Every one of those has an obvious place to do it (a range, a mirror, an app). Professional humor doesn’t. You could try a stand-up open mic or an improv class, but the goals are a bit different.
There’s no court, no gym, no standing Tuesday slot for being funnier. So even the people who want to improve have nowhere to put the work.
Which is why measuring your humor, or learning your “style,” or reading one more breakdown of why a joke lands, can feel like progress without being it.
None of that makes measuring a waste. Learning your strengths is a real starting line (it’s exactly why our Humor Intelligence Assessment ends with action items, not just a score). A starting line just isn’t the same as moving down the track.
Knowing your humor is a fact about you. It isn’t a change in you. The number doesn’t make you funnier. The reps do.
Your first rep
Here’s the smallest possible place to start (it’s smaller than you think).
Challenge: This week, every time a funny thought or observation crosses your mind, write it down.

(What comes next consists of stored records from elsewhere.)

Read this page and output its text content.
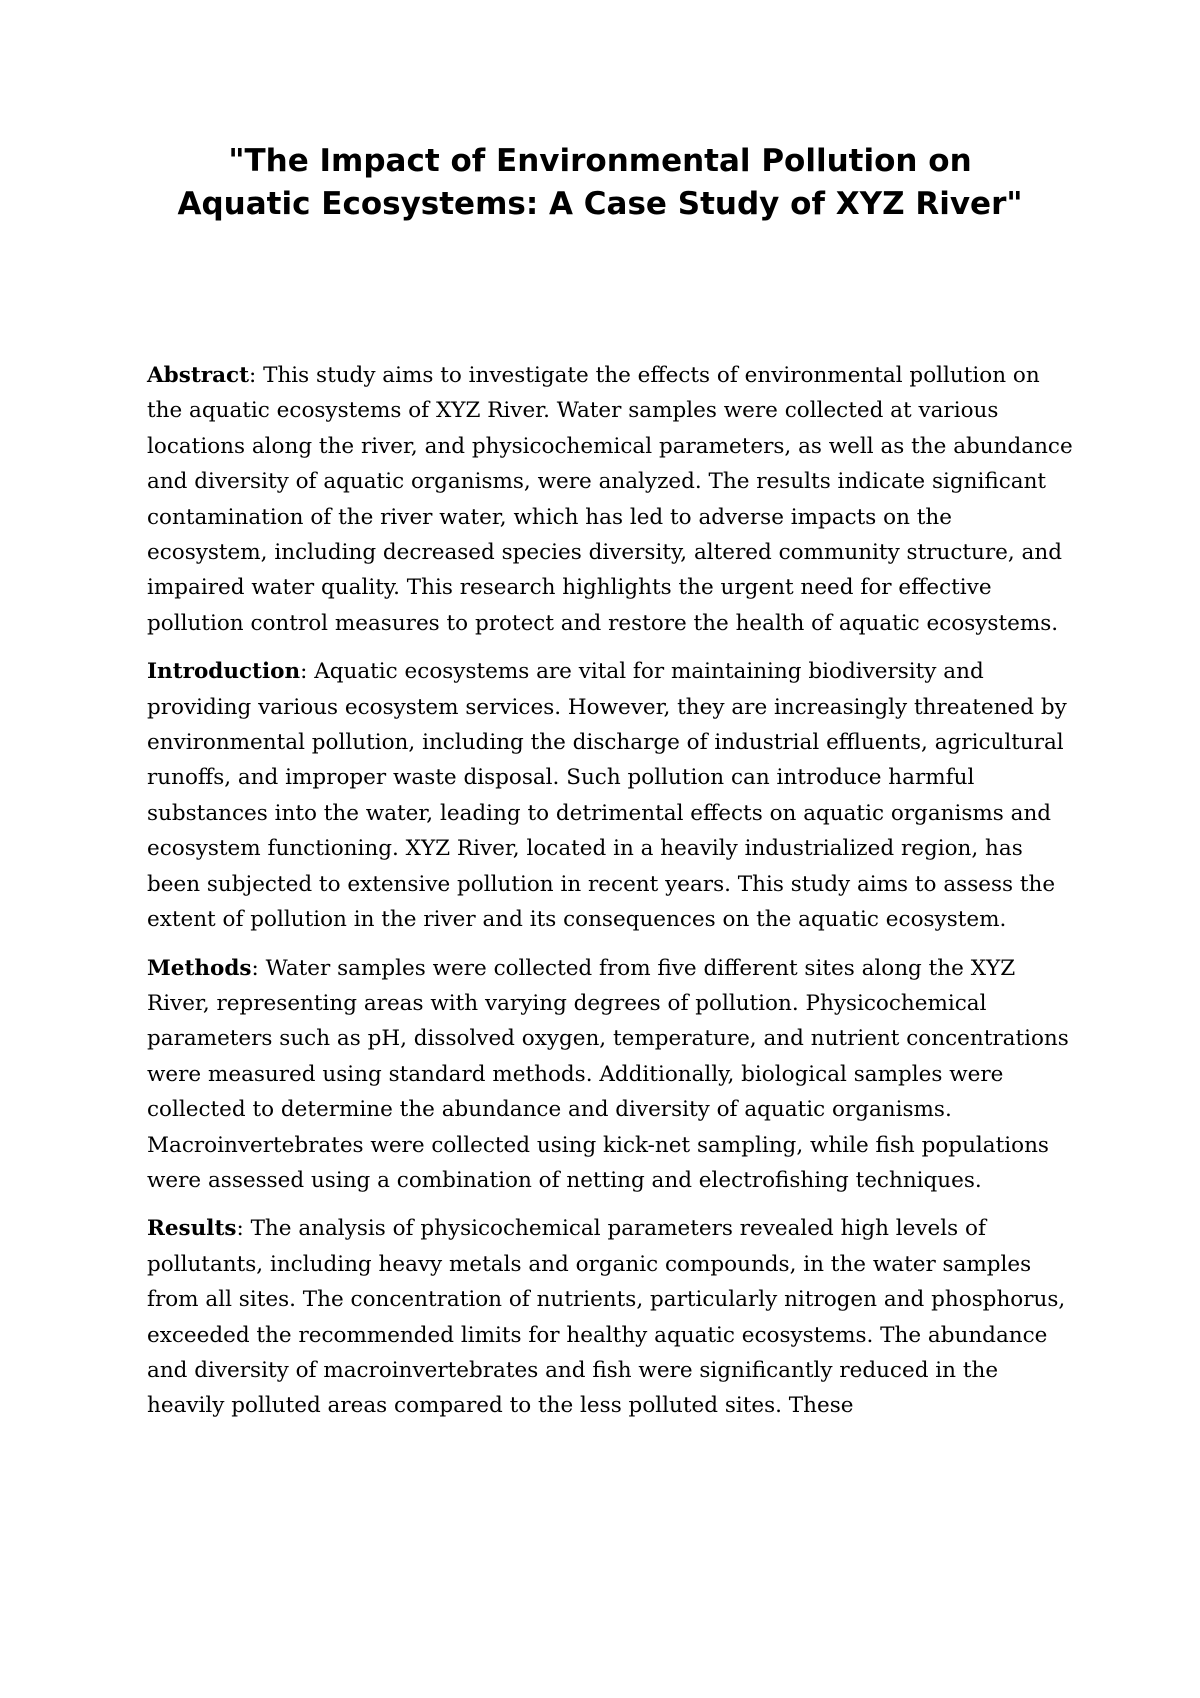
"The Impact of Environmental Pollution on
Aquatic Ecosystems: A Case Study of XYZ River"

Abstract: This study aims to investigate the effects of environmental pollution on the aquatic ecosystems of XYZ River. Water samples were collected at various locations along the river, and physicochemical parameters, as well as the abundance and diversity of aquatic organisms, were analyzed. The results indicate significant contamination of the river water, which has led to adverse impacts on the ecosystem, including decreased species diversity, altered community structure, and impaired water quality. This research highlights the urgent need for effective pollution control measures to protect and restore the health of aquatic ecosystems.

Introduction: Aquatic ecosystems are vital for maintaining biodiversity and providing various ecosystem services. However, they are increasingly threatened by environmental pollution, including the discharge of industrial effluents, agricultural runoffs, and improper waste disposal. Such pollution can introduce harmful substances into the water, leading to detrimental effects on aquatic organisms and ecosystem functioning. XYZ River, located in a heavily industrialized region, has been subjected to extensive pollution in recent years. This study aims to assess the extent of pollution in the river and its consequences on the aquatic ecosystem.

Methods: Water samples were collected from five different sites along the XYZ River, representing areas with varying degrees of pollution. Physicochemical parameters such as pH, dissolved oxygen, temperature, and nutrient concentrations were measured using standard methods. Additionally, biological samples were collected to determine the abundance and diversity of aquatic organisms. Macroinvertebrates were collected using kick-net sampling, while fish populations were assessed using a combination of netting and electrofishing techniques.

Results: The analysis of physicochemical parameters revealed high levels of pollutants, including heavy metals and organic compounds, in the water samples from all sites. The concentration of nutrients, particularly nitrogen and phosphorus, exceeded the recommended limits for healthy aquatic ecosystems. The abundance and diversity of macroinvertebrates and fish were significantly reduced in the heavily polluted areas compared to the less polluted sites. These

Notes app, scrap of paper, whatever’s closest. The joke you thought of three seconds too late, the absurd thing a coworker said, the email subject line that made you smirk. You don’t have to do anything with it yet. Just catch it.
That tiny act is the real first rep, because humor starts with noticing long before it’s about delivery.
If you feel like it, hit reply with your best catch of the week. I read every response.
Wit regards,
-Andrew
P.S. I did finally try one of those parenting frameworks this week. My daughter was deeply unimpressed with my airplane-made-out-of-a-toilet-paper-roll… but I’m still counting it as a rep.